Impersonate Service Account

[lcaggio]

I am writing a pyspark script on GCP Dataproc to:

• impersonate a service account
• read data from GCS (using the credential of the impersonated SA)
• write data to BigQuery (using the credential of the impersonated SA)

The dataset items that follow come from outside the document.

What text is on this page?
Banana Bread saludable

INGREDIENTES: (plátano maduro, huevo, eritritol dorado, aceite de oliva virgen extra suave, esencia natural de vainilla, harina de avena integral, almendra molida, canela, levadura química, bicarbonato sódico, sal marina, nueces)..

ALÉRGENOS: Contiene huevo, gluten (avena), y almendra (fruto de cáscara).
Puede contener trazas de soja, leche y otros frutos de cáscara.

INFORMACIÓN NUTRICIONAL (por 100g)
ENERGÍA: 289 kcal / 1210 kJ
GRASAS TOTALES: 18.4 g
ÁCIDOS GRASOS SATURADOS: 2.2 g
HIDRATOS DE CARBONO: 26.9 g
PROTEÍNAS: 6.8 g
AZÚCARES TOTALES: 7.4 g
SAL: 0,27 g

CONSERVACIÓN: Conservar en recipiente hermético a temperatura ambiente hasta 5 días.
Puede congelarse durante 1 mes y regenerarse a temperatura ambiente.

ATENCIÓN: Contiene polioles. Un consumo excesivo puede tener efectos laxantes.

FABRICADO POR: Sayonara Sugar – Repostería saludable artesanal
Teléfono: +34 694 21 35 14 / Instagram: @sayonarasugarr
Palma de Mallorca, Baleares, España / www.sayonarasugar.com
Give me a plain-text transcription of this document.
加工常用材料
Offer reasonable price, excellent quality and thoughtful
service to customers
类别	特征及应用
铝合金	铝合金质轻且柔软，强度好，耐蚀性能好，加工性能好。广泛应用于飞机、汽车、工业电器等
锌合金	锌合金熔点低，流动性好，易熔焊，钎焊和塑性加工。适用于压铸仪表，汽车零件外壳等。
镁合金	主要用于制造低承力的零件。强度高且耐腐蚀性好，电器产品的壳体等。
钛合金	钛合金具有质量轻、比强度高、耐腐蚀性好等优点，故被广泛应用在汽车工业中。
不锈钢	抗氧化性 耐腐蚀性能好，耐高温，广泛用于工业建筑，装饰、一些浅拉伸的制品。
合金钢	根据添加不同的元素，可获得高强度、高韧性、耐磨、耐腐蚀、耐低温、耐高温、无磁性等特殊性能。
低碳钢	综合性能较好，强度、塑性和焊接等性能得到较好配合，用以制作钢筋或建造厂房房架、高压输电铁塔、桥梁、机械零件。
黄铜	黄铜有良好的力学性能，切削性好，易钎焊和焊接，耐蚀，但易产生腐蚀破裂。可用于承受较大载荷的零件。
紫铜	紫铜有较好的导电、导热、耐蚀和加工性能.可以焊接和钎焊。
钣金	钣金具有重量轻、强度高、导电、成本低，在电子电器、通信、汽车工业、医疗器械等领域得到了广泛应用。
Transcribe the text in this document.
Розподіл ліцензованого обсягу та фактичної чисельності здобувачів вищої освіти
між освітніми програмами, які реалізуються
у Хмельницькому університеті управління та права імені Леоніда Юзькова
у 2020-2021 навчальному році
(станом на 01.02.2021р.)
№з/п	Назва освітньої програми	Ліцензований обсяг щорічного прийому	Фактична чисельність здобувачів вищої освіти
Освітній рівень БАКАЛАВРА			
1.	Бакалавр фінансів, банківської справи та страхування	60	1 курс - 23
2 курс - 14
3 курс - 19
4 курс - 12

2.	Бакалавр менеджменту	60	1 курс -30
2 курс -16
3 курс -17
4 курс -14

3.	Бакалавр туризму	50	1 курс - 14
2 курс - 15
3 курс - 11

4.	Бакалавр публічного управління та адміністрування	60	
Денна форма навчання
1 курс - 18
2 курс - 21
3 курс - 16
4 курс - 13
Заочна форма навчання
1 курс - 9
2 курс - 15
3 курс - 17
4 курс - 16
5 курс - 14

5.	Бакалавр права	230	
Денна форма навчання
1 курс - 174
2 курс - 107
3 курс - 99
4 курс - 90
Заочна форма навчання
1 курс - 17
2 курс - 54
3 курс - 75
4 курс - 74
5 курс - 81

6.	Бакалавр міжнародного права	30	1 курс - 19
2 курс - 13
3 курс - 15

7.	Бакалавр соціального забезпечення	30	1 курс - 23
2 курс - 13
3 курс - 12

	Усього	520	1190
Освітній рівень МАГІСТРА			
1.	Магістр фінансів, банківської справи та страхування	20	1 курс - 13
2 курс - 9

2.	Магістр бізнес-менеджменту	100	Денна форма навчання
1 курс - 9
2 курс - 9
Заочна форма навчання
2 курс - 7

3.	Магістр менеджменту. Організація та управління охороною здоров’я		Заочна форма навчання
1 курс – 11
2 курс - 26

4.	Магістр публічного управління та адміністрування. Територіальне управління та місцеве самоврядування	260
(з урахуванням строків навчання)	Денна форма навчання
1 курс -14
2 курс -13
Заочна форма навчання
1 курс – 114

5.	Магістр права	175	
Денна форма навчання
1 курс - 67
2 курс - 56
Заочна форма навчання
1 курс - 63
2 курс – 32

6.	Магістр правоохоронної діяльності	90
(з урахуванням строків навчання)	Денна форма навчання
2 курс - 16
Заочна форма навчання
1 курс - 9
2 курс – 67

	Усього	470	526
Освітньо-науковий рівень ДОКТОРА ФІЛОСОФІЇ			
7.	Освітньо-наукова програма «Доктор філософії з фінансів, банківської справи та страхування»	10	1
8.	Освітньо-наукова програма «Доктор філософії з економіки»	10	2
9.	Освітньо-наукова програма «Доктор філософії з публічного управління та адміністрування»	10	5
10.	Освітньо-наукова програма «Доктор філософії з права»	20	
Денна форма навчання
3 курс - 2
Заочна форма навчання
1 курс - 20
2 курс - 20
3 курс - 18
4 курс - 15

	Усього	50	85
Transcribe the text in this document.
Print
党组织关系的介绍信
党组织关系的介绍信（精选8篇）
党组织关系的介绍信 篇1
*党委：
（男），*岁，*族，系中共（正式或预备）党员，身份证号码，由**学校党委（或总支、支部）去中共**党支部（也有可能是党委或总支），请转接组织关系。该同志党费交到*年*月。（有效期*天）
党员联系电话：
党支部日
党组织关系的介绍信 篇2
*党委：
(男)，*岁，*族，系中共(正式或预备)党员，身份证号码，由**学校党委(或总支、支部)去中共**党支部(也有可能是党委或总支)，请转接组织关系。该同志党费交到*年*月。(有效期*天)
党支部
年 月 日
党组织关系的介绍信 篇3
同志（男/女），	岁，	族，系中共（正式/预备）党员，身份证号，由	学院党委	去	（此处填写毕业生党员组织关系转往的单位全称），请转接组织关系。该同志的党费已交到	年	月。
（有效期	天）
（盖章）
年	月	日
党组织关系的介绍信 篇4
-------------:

The Dataproc service account has AccessTokenCreator role on the service account to be impersonated (delegated_sa), the delegated_sa has access to GCS and BQ.

Script

... spark = SparkSession.builder \ .appName("Read CSV from GCS and Write to BigQuery") \ .config('spark.hadoop.fs.gs.auth.impersonation.service.account', delegated_sa) \ .config('gcpImpersonationServiceAccount', delegated_sa) \ .getOrCreate() ... data = spark.read.format("csv") \ .schema(schema) \ .load(csv) ... data.write.format('bigquery') \ .option('table', dataset_table) \ .mode('append') \ .save() ...

Error

        at py4j.commands.AbstractCommand.invokeMethod(AbstractCommand.java:132)
        at py4j.commands.CallCommand.execute(CallCommand.java:79)
        at py4j.GatewayConnection.run(GatewayConnection.java:238)
        at java.lang.Thread.run(Thread.java:750)
Caused by: com.google.cloud.spark.bigquery.repackaged.com.google.api.client.googleapis.json.GoogleJsonResponseException: 403 Forbidden
GET https://www.googleapis.com/bigquery/v2/projects/dataproc/datasets/tables/customers?prettyPrint=false
{
  "code" : 403,
  "errors" : [ {
    "domain" : "global",
    "message" : "Access Denied: Tabledataproc:customers: Permission bigquery.tables.get denied on tabledataproc:customers (or it may not exist).",
    "reason" : "accessDenied"
  } ],
  "message" : "Access Denied: Tabledataproc:dataproc_out.customers: Permission bigquery.tables.get denied on tabledataproc:customers (or it may not exist).",
  "status" : "PERMISSION_DENIED"
}
        at com.google.cloud.spark.bigquery.repackaged.com.google.api.client.googleapis.json.GoogleJsonResponseException.from(GoogleJsonResponseException.java:146)
        at com.google.cloud.spark.bigquery.repackaged.com.google.api.client.googleapis.services.json.AbstractGoogleJsonClientRequest.newExceptionOnError(AbstractGoogleJsonClientRequest.java:118)
        at com.google.cloud.spark.bigquery.repackaged.com.google.api.client.googleapis.services.json.AbstractGoogleJsonClientRequest.newExceptionOnError(AbstractGoogleJsonClientRequest.java:37)
        at com.google.cloud.spark.bigquery.repackaged.com.google.api.client.googleapis.services.AbstractGoogleClientRequest$1.interceptResponse(AbstractGoogleClientRequest.java:428)
        at com.google.cloud.spark.bigquery.repackaged.com.google.api.client.http.HttpRequest.execute(HttpRequest.java:1111)
        at com.google.cloud.spark.bigquery.repackaged.com.google.api.client.googleapis.services.AbstractGoogleClientRequest.executeUnparsed(AbstractGoogleClientRequest.java:514)
        at com.google.cloud.spark.bigquery.repackaged.com.google.api.client.googleapis.services.AbstractGoogleClientRequest.executeUnparsed(AbstractGoogleClientRequest.java:455)
        at com.google.cloud.spark.bigquery.repackaged.com.google.api.client.googleapis.services.AbstractGoogleClientRequest.execute(AbstractGoogleClientRequest.java:565)
        at com.google.cloud.spark.bigquery.repackaged.com.google.cloud.bigquery.spi.v2.HttpBigQueryRpc.getTable(HttpBigQueryRpc.java:284)
        ... 45 more

Note

• The service account impersonification for GCS works properly
• If I do service account credentials over json key (.config("credentials", BASE64)) instead of impersonification, it works properly

[lcaggio]

Closing, I was using an old version of the bigquery connector ... Using the spark-bigquery-with-dependencies_2.12-0.36.1.jar it works with no issues.